Kimlik ve Dil -I

İnsanoğlunun ne zamandan beri konuştuğu, yani ifade aracı olarak bir dile sahip olduğu bilinmez. Dil, insanları diğer varlıklardan ayıran en belirgin özellik olması bakımından çok merak edilen bir konu olmuş ve dillerin türeyişiyle ilgili pek çok teori ortaya atılmıştır. Genel olarak insanlığın dil varlığına ne zamandan beri sahip olduğu bilinmediği gibi Türkçenin de yeryüzündeki varlığının başlangıç tarihi tam olarak tespit edilebilmiş değildir. Dilin tarihi, bir anlamda milletin de tarihi olduğu için Türk’ün tarihi ile Türkçenin tarihi birlikte düşünülmekte ve Türkçenin varlık sahnesine çıkış zamanıyla ilgili çeşitli hesaplamalar yapılmakta, kesin olmamakla birlikte birtakım tarihler ortaya atılmaktadır. Bu tarihlerin çoğunun bilimle ilgili bir yönü bulunmamakta, insanlar kişisel düşüncelerine ya da tahminlerine göre birtakım tarihler ileri sürmektedir. Gerçek bilgi ve belgelere dayanmayan bu tür zaman tayinlerinin sebebi düşünüldüğünde akla, kök ne kadar eskiye giderse kimlik duygusunun o denli güçlü olacağının kabul edildiği geliyor. Bu bir yönüyle doğrudur, ancak belgelerle ispat edilemeyen bir geçmiş kurup bunu insanların huzuruna çıkarmanın belki kısa vadede yararı olsa da uzun süreli düşünüldüğünde güven duygusunu yok edeceği ve başka şeylerin de sorgulanmasına yol açacağı açıktır. Bu durumun bir başka sebebi ise insanımızın, özellikle aydınımızın kendine güven duygusunun zayıflamış olması, kendinden emin olmama diye düşünebiliriz. O yüzden milli kimlik mutlaka gerçek bilgilere dayanmak ve gerçek kaynaklarla beslenmek durumundadır. Bilginler, Türkçenin geçmişiyle ilgili en eski izleri Sümer metinlerinde buldu ve konu çeşitli araştırmalarla bilim dünyasına sunuldu. Bu, aşağı yukarı beş bin beş yüz yıllık bir geçmiş anlamına gelir ki hiç de azımsanacak bir zaman değildir. Bugün yeryüzündeki mevcut dillerden hiçbirinin bu kadar geriye giden bir geçmişi yoktur.

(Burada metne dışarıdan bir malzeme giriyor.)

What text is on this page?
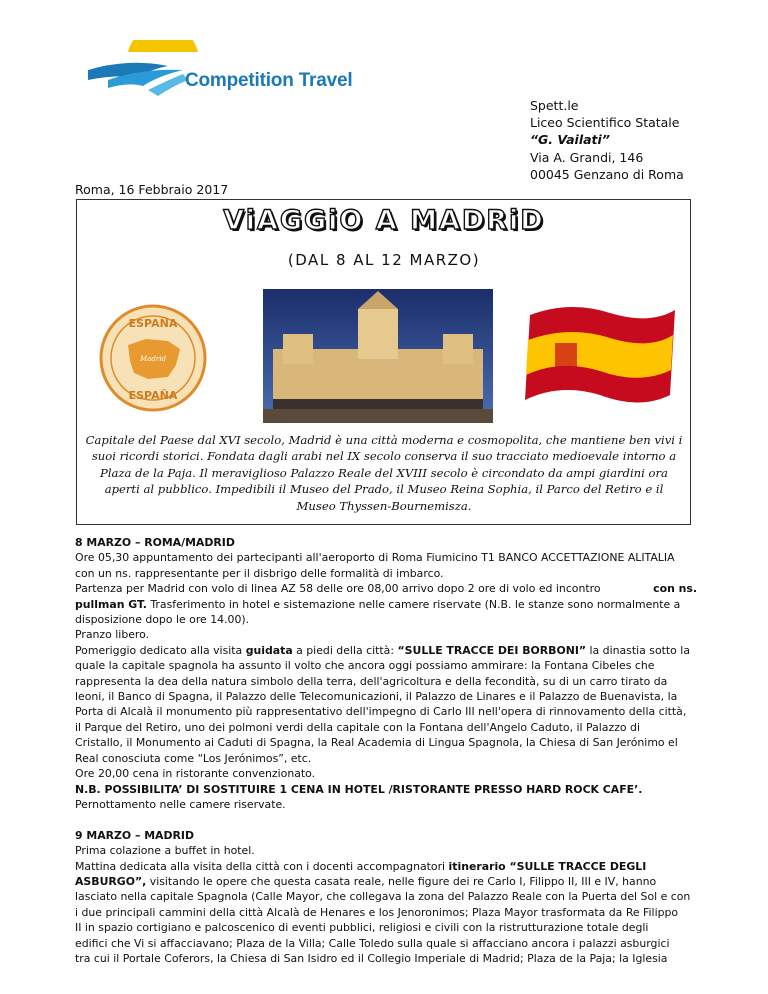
Competition Travel
Spett.le
Liceo Scientifico Statale
“G. Vailati”
Via A. Grandi, 146
00045 Genzano di Roma
Roma, 16 Febbraio 2017
ViAGGiO A MADRiD
(DAL 8 AL 12 MARZO)
ESPAÑA
Madrid
ESPAÑA
Capitale del Paese dal XVI secolo, Madrid è una città moderna e cosmopolita, che mantiene ben vivi i
suoi ricordi storici. Fondata dagli arabi nel IX secolo conserva il suo tracciato medioevale intorno a
Plaza de la Paja. Il meraviglioso Palazzo Reale del XVIII secolo è circondato da ampi giardini ora
aperti al pubblico. Impedibili il Museo del Prado, il Museo Reina Sophia, il Parco del Retiro e il
Museo Thyssen-Bournemisza.
8 MARZO – ROMA/MADRID
Ore 05,30 appuntamento dei partecipanti all'aeroporto di Roma Fiumicino T1 BANCO ACCETTAZIONE ALITALIA
con un ns. rappresentante per il disbrigo delle formalità di imbarco.
Partenza per Madrid con volo di linea AZ 58 delle ore 08,00 arrivo dopo 2 ore di volo ed incontro	con ns.
pullman GT. Trasferimento in hotel e sistemazione nelle camere riservate (N.B. le stanze sono normalmente a
disposizione dopo le ore 14.00).
Pranzo libero.
Pomeriggio dedicato alla visita guidata a piedi della città: “SULLE TRACCE DEI BORBONI” la dinastia sotto la
quale la capitale spagnola ha assunto il volto che ancora oggi possiamo ammirare: la Fontana Cibeles che
rappresenta la dea della natura simbolo della terra, dell'agricoltura e della fecondità, su di un carro tirato da
leoni, il Banco di Spagna, il Palazzo delle Telecomunicazioni, il Palazzo de Linares e il Palazzo de Buenavista, la
Porta di Alcalà il monumento più rappresentativo dell'impegno di Carlo III nell'opera di rinnovamento della città,
il Parque del Retiro, uno dei polmoni verdi della capitale con la Fontana dell'Angelo Caduto, il Palazzo di
Cristallo, il Monumento ai Caduti di Spagna, la Real Academia di Lingua Spagnola, la Chiesa di San Jerónimo el
Real conosciuta come “Los Jerónimos”, etc.
Ore 20,00 cena in ristorante convenzionato.
N.B. POSSIBILITA’ DI SOSTITUIRE 1 CENA IN HOTEL /RISTORANTE PRESSO HARD ROCK CAFE’.
Pernottamento nelle camere riservate.
9 MARZO – MADRID
Prima colazione a buffet in hotel.
Mattina dedicata alla visita della città con i docenti accompagnatori itinerario “SULLE TRACCE DEGLI
ASBURGO”, visitando le opere che questa casata reale, nelle figure dei re Carlo I, Filippo II, III e IV, hanno
lasciato nella capitale Spagnola (Calle Mayor, che collegava la zona del Palazzo Reale con la Puerta del Sol e con
i due principali cammini della città Alcalà de Henares e los Jenoronimos; Plaza Mayor trasformata da Re Filippo
II in spazio cortigiano e palcoscenico di eventi pubblici, religiosi e civili con la ristrutturazione totale degli
edifici che Vi si affacciavano; Plaza de la Villa; Calle Toledo sulla quale si affacciano ancora i palazzi asburgici
tra cui il Portale Coferors, la Chiesa di San Isidro ed il Collegio Imperiale di Madrid; Plaza de la Paja; la Iglesia
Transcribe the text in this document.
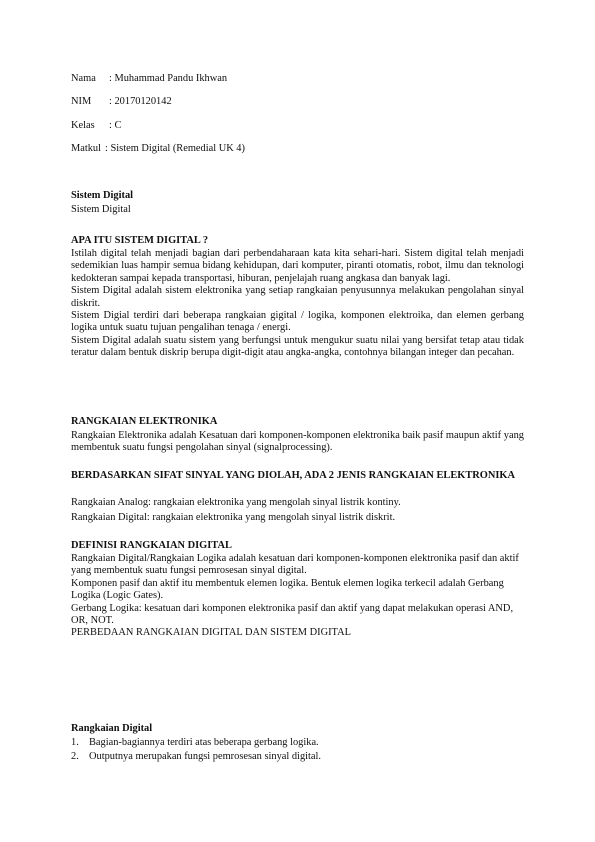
Nama : Muhammad Pandu Ikhwan
NIM : 20170120142
Kelas : C
Matkul : Sistem Digital (Remedial UK 4)
Sistem Digital
Sistem Digital
APA ITU SISTEM DIGITAL ?
Istilah digital telah menjadi bagian dari perbendaharaan kata kita sehari-hari. Sistem digital telah menjadi sedemikian luas hampir semua bidang kehidupan, dari komputer, piranti otomatis, robot, ilmu dan teknologi kedokteran sampai kepada transportasi, hiburan, penjelajah ruang angkasa dan banyak lagi.
Sistem Digital adalah sistem elektronika yang setiap rangkaian penyusunnya melakukan pengolahan sinyal diskrit.
Sistem Digial terdiri dari beberapa rangkaian gigital / logika, komponen elektroika, dan elemen gerbang logika untuk suatu tujuan pengalihan tenaga / energi.
Sistem Digital adalah suatu sistem yang berfungsi untuk mengukur suatu nilai yang bersifat tetap atau tidak teratur dalam bentuk diskrip berupa digit-digit atau angka-angka, contohnya bilangan integer dan pecahan.
RANGKAIAN ELEKTRONIKA
Rangkaian Elektronika adalah Kesatuan dari komponen-komponen elektronika baik pasif maupun aktif yang membentuk suatu fungsi pengolahan sinyal (signalprocessing).
BERDASARKAN SIFAT SINYAL YANG DIOLAH, ADA 2 JENIS RANGKAIAN ELEKTRONIKA
Rangkaian Analog: rangkaian elektronika yang mengolah sinyal listrik kontiny.
Rangkaian Digital: rangkaian elektronika yang mengolah sinyal listrik diskrit.
DEFINISI RANGKAIAN DIGITAL
Rangkaian Digital/Rangkaian Logika adalah kesatuan dari komponen-komponen elektronika pasif dan aktif
yang membentuk suatu fungsi pemrosesan sinyal digital.
Komponen pasif dan aktif itu membentuk elemen logika. Bentuk elemen logika terkecil adalah Gerbang
Logika (Logic Gates).
Gerbang Logika: kesatuan dari komponen elektronika pasif dan aktif yang dapat melakukan operasi AND,
OR, NOT.
PERBEDAAN RANGKAIAN DIGITAL DAN SISTEM DIGITAL
Rangkaian Digital
1. Bagian-bagiannya terdiri atas beberapa gerbang logika.
2. Outputnya merupakan fungsi pemrosesan sinyal digital.
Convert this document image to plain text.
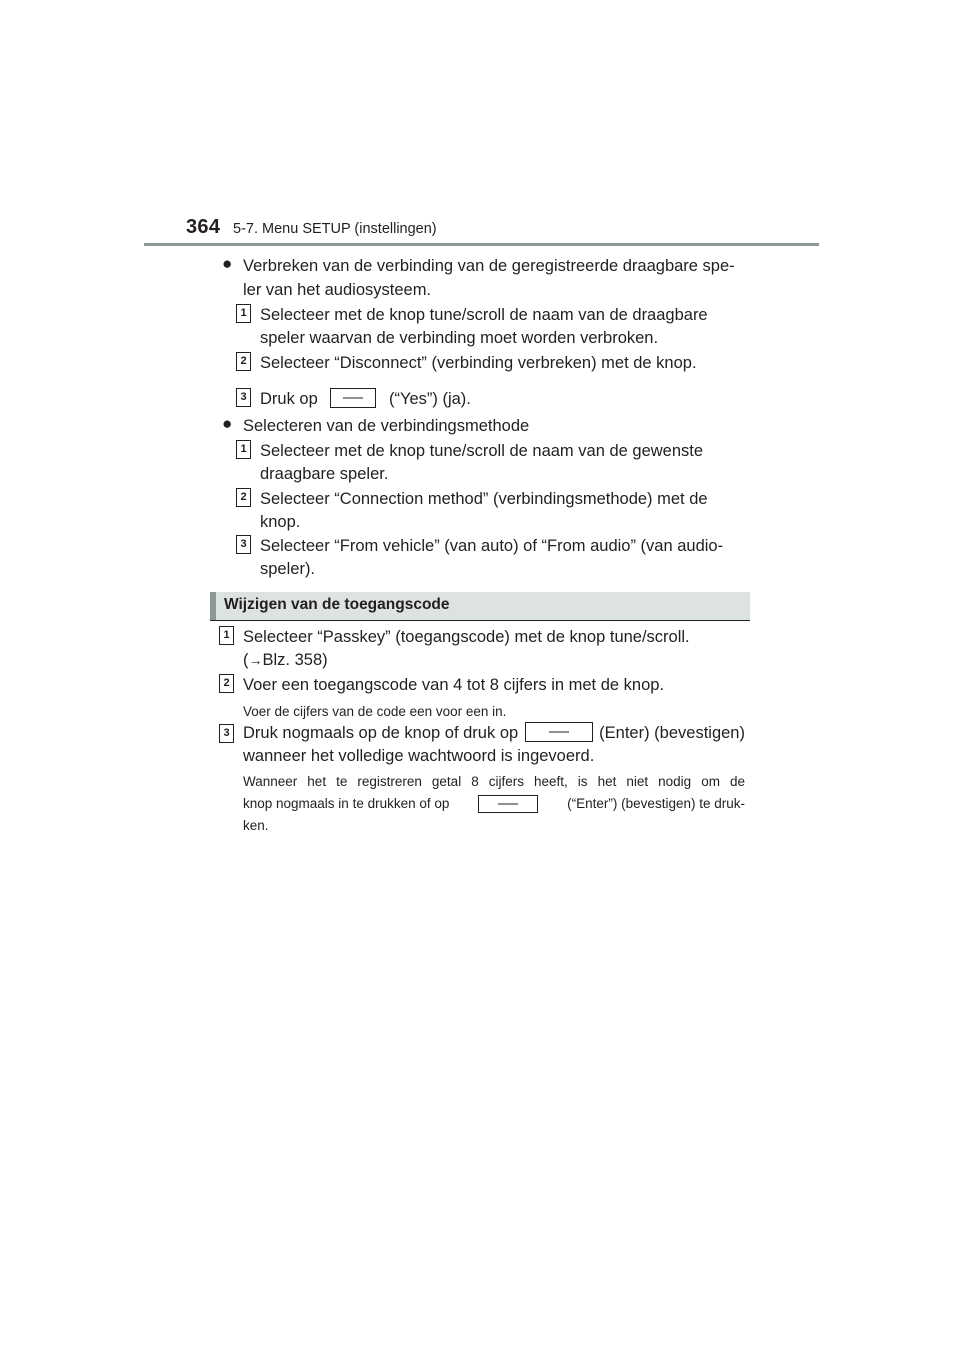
364 5-7. Menu SETUP (instellingen)
● Verbreken van de verbinding van de geregistreerde draagbare spe-
ler van het audiosysteem.
1 Selecteer met de knop tune/scroll de naam van de draagbare
speler waarvan de verbinding moet worden verbroken.
2 Selecteer “Disconnect” (verbinding verbreken) met de knop.
3 Druk op	(“Yes”) (ja).
● Selecteren van de verbindingsmethode
1 Selecteer met de knop tune/scroll de naam van de gewenste
draagbare speler.
2 Selecteer “Connection method” (verbindingsmethode) met de
knop.
3 Selecteer “From vehicle” (van auto) of “From audio” (van audio-
speler).
Wijzigen van de toegangscode
1 Selecteer “Passkey” (toegangscode) met de knop tune/scroll.
(→Blz. 358)
2 Voer een toegangscode van 4 tot 8 cijfers in met de knop.
Voer de cijfers van de code een voor een in.
3 Druk nogmaals op de knop of druk op	(Enter) (bevestigen)
wanneer het volledige wachtwoord is ingevoerd.
Wanneer het te registreren getal 8 cijfers heeft, is het niet nodig om de
knop nogmaals in te drukken of op	(“Enter”) (bevestigen) te druk-
ken.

Milletlerin aydınları özellikle zor ve sıkıntılı zamanlarında milli heyecanı beslemek ve insanları istenilen amaca yönlendirip istenilen sonucu elde etmek için geçmişlerine dair bazı unsurları öne çıkarır, hatta onları abartabilir, ancak bu durum sürekli olmaz ve önünde sonunda gerçekler ortaya çıkar ve yapmak istenirken yıkımla karşılaşılabilir. Bu yüzden uydurma bir geçmiş değil, gerçeklere dayanan, abartılar barındırmayan, hoşumuza gideniyle gitmeyeniyle yaşanılan hayatın ve bin yıllar içerisinde oluşturulan medeniyetin eksiğiyle fazlasıyla ortaya konulması asıl olandır.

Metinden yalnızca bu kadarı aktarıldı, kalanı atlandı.